The formative period of the Santa Elena Canyon likely began about two million years ago, a relatively short period in Earth’s geologic time. The cliffs of the eight mile long, 1500 foot deep canyon run along a fault line. The effect of running water, carbonic acid and the oxygen of water corroding the iron sulfate in the igneous rocks of the canyon, coupled with fault line mechanics eroded and cut deep into the earth’s crust and formed this canyon segment in the watercourse of the Rio Grande.

A series of basin and range topography existed along the future Rio Grande corridor and once the erosion sediment of the higher lands filled the basins, a single flowing conduit linked the Rocky Mountain run-off with the Gulf of Mexico, creating a 1950 mile long waterway and our country’s youngest major river system.

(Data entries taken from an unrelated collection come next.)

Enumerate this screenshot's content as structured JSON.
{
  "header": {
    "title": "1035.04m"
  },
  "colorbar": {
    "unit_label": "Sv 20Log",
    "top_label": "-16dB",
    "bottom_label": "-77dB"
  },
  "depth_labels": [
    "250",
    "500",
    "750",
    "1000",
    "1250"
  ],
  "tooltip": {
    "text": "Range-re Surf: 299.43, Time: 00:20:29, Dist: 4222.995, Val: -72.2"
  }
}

Evidence of pre-historic human settlement in the Santa Elena area date back 10,000 to 12,000 years ago. More recently in the 16th century when Spanish explorers came to the area, they filed written reports with the Spanish Monarchy describing a group of hunter-gatherers known as the Jumano. These tribes may have been related to the Puebloan civilization of Arizona and New Mexico.

Mescalero Apache and Commanche became dominant in the area in the 18th and 19th century. These tribes crossed the Rio Grande both in trade and in warfare with the Spanish and the Jumano.

Thursday, November 12, 2009

Mammatus Clouds

One week into October a line of thunderstorms formed in the Del Norte Mountains of the Trans-Pecos. Dark anvil shaped thunderheads obscured the tops of Mount Ord and Cathedral Mountain. The slanted penetrating rain sheets could be seen from the town below and then as the late evening sun broke though the thinner clouds in the west a blanket of strange sagging gray puffs of laden visible moisture reflected oddly in the dying light and descended into the town’s valley as if a symbol of some new world chaos.

Mammatus or Mammatocumulus clouds are a rare pouch-like cloud structures that form in sinking air usually in the aftermath or on the underside of a thunderstorm where distinct temperature gradients, moisture and wind shear are present and most often when cumulonimbus anvil clouds have formed. The name is derived from the Latin word Mamma meaning udder or breast as some believe these clouds resemble a woman’s breast.

The opaque and lumpy lobes cluster and can cover the sky for miles and each lobe last an average of ten minutes before evaporation dissolves them. They are usually composed of ice crystals or a combination of ice and water.

Inside the cumulonimbus storm clouds, updrafts carry heavy wet air to the top until the momentum is lost and this subsiding air spreads horizontally and accumulates at the base of the cloud. Sagging with water or ice these air-suspended bosoms dangle and cluster in the sky and occasionally form the rare Mammatus cloud.

At least ten theories exist on exactly how they form but because of their rarity and chance sightings observational information remains thin. Much knowledge on micro-physical cloud processes lie on the unknown outside edge of the scientific frontier.